Серебряные люди были благонамеренны и послушны. Я бы назвал это идеалом послушания, когда до ста лет человек сосет большой палец и держится за мамину юбку. Беда в том, что на самостоятельную жизнь им оставалось всего ничего, и, досконально изучив искусство подчинения, так что не оставалось в нем для них ни единой загадки, эти вечные паиньки достигали сознательного возраста только для того, чтобы утратить всякое уважение не только к матерям, но и к самим богам. Говорят, что хорошо управляет тот, кто научился подчиняться. Ну тут, я полагаю, какие-то пропорции были все же нарушены. Если тебя учат послушанию сто лет, то на сто первый ты захочешь не управлять, а выкаблучивать и самодурствовать. Эти сгинули, не сумев себя прокормить.
Бронзовые люди были созданы сильными и самостоятельными с пеленок и проявляли эти качества буквальным образом — дрались друг с другом из-за малейшего пустяка, так что на полезные дела, уж не говоря о молитвах, времени не оставалось. Вот их-то и пришлось утопить, не дожидаясь, когда они размножатся, что тоже затягивалось из-за повышенной смертности.
Можно представить, что и высшую творческую силу посещало разочарование. Но в ближайшем окружении, как правило, находились заступники, спасавшие кое-кого из обреченных или склонявшие Творца к новым попыткам. Кроме того, помимо разочарования должны были себя проявить и амбиции. Все эти неудачи бросали ведь косвенную тень и на образ единственного в своем роде демиурга. Так что следующий, например, этап был из высокого упрямства повторно назван бронзовым.
Тут человечество наделили в равной мере благоразумием и независимостью духа, и одновременно ему было оказано усиленное внимание. Мир небесный оказался до такой степени вовлечен в земные дела, становясь в лице своих представителей то на одну, то на другую сторону, что запутал людей окончательно. Получалась уже не земная жизнь, а модель самих высших сфер с их вечными конфликтами и бесконечными спасительными трансформациями, в чем этим сферам пришлось в конце концов признаться. Очередной эксперимент был закрыт, а в признание их человеческих заслуг и отважных попыток отыскать ответы на вопросы, которые перед ними не стояли, героев второго бронзового века наградили вечным блаженством Элизиума.

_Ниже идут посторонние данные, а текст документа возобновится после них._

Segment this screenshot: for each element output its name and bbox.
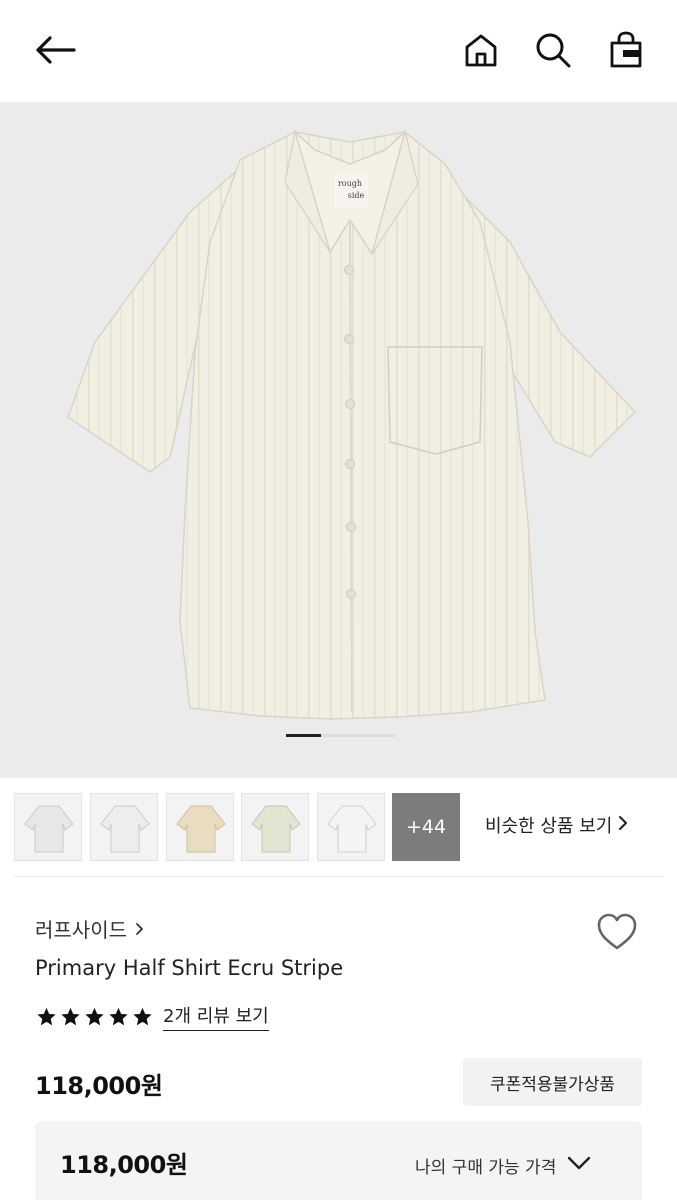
shirt-thumbnail xyxy=(176,805,226,853)
thumbnail-3[interactable] xyxy=(166,793,234,861)
my-price-toggle[interactable]: 나의 구매 가능 가격 xyxy=(415,1153,592,1178)
carousel-indicator-active xyxy=(286,734,321,737)
product-title: Primary Half Shirt Ecru Stripe xyxy=(35,956,344,980)
brand-name: 러프사이드 xyxy=(35,918,127,942)
my-price-label: 나의 구매 가능 가격 xyxy=(415,1158,557,1178)
brand-tag-label: side xyxy=(348,191,365,200)
wishlist-button[interactable] xyxy=(594,910,640,956)
shirt-thumbnail xyxy=(251,805,301,853)
more-images-button[interactable]: +44 xyxy=(392,793,460,861)
purchase-price: 118,000원 xyxy=(60,1151,188,1179)
more-images-count: +44 xyxy=(405,816,447,838)
star-icon xyxy=(61,1007,80,1025)
carousel-indicator xyxy=(286,734,396,737)
reviews-link[interactable]: 2개 리뷰 보기 xyxy=(163,1002,269,1031)
coupon-status-badge: 쿠폰적용불가상품 xyxy=(463,1058,642,1106)
similar-products-link[interactable]: 비슷한 상품 보기 xyxy=(485,812,628,838)
similar-products-label: 비슷한 상품 보기 xyxy=(485,816,613,837)
shirt-photo: rough side xyxy=(67,129,637,720)
thumbnail-4[interactable] xyxy=(241,793,309,861)
brand-link[interactable]: 러프사이드 xyxy=(35,914,144,943)
top-header xyxy=(0,0,677,102)
product-image-carousel[interactable]: rough side xyxy=(0,102,677,778)
shirt-thumbnail xyxy=(100,805,150,853)
cart-button[interactable] xyxy=(604,28,648,72)
back-button[interactable] xyxy=(33,28,77,72)
thumbnail-1[interactable] xyxy=(14,793,82,861)
home-icon xyxy=(463,32,499,68)
heart-icon xyxy=(594,913,640,960)
search-icon xyxy=(534,31,572,69)
thumbnail-2[interactable] xyxy=(90,793,158,861)
brand-tag-label: rough xyxy=(338,179,362,188)
rating-row: 2개 리뷰 보기 xyxy=(35,1002,269,1031)
arrow-left-icon xyxy=(34,35,76,65)
star-icon xyxy=(109,1007,128,1025)
home-button[interactable] xyxy=(459,28,503,72)
shopping-bag-icon xyxy=(608,31,644,69)
rating-stars xyxy=(35,1006,154,1028)
shirt-thumbnail xyxy=(327,805,377,853)
section-divider xyxy=(14,876,663,877)
thumbnail-5[interactable] xyxy=(317,793,385,861)
purchase-price-panel[interactable]: 118,000원 나의 구매 가능 가격 xyxy=(35,1121,642,1200)
star-icon xyxy=(133,1007,152,1025)
product-price: 118,000원 xyxy=(35,1072,163,1100)
shirt-thumbnail xyxy=(24,805,74,853)
chevron-right-icon xyxy=(135,917,144,941)
star-icon xyxy=(37,1007,56,1025)
search-button[interactable] xyxy=(531,28,575,72)
chevron-down-icon xyxy=(566,1155,592,1176)
chevron-right-icon xyxy=(618,815,628,836)
star-icon xyxy=(85,1007,104,1025)
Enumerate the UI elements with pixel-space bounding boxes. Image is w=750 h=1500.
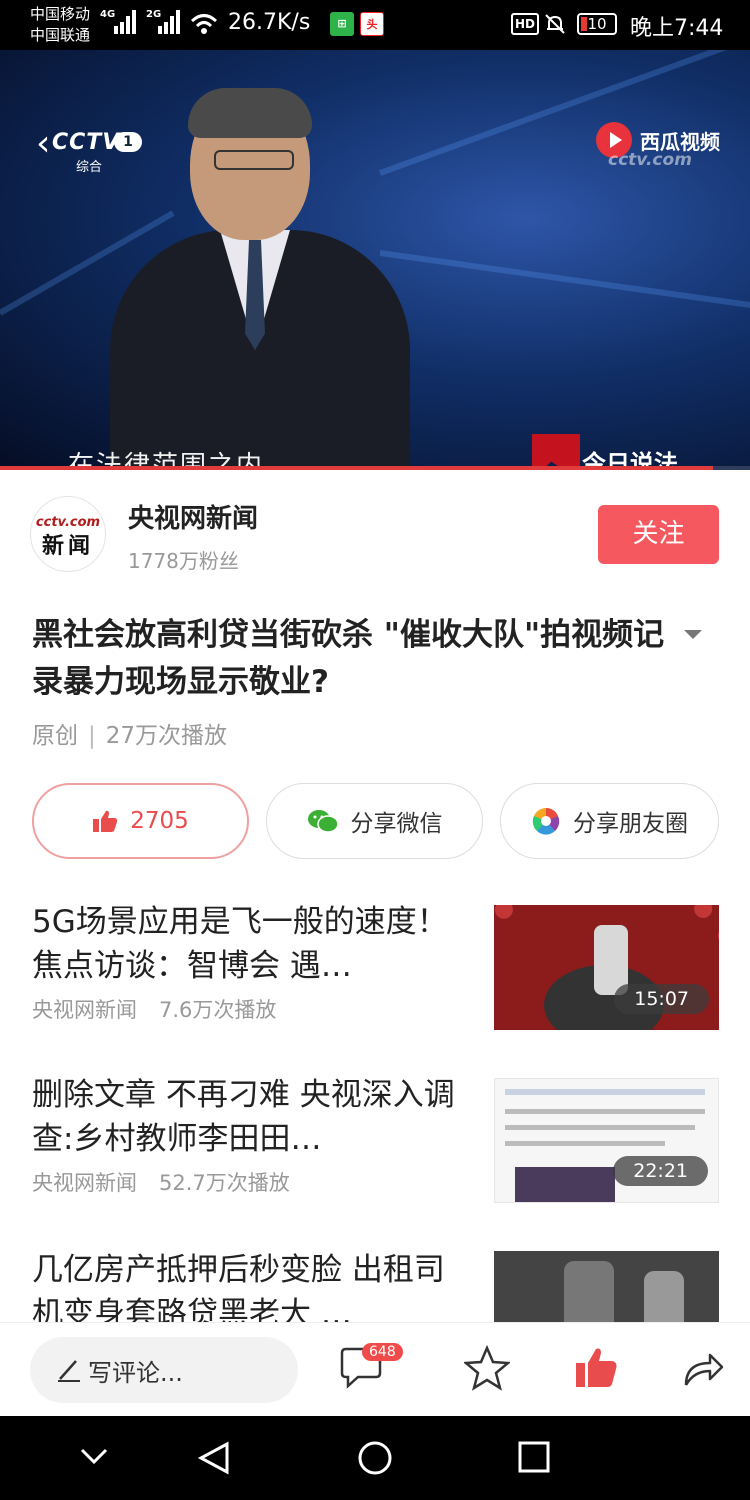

Граница между этим предшествовавшим веком и нашим несколько смазана. Возможно, оттого, что переход не сопровождался гибельной катастрофой, а может быть, при всей нашей умудренности, мы не так уж далеко успели продвинуться и не находим в себе решимости окончательно порвать все связи с той эпохой, чтобы определиться как отдельное, само отвечающее за свою судьбу человечество. Новейшие исследования помещают Троянскую войну всего за тридцать пять столетий до нашего времени, а в тех событиях еще участвовали многие герои второго бронзового века. Продолжали они появляться и позже, что свидетельствует о чрезвычайно усложнившейся технологии творящих сил в обращении с самим творением, которое уже не так легко поддается реновациям и вынуждает даже самые радикальные перемены осуществлять на ходу.
Так прояснилось ли для нас что-либо? Мы зажились на этом свете, но, если судить по нашим делам, не похоже, чтобы мы сознательно осуществляли высшую волю. А если вспомнить, что Создатель, оставив нас на этот раз, в общем-то, в покое, однажды все-таки сжалился, снизошел до немыслимой благодати и послал нам на помощь своего Сына, которого мы сначала торопливо распяли, а потом, не спеша, забыли, то вся эта затея с человечеством начинает казаться делом бесконечным и бессмысленным, похожим на неправдоподобно жестокое наказание.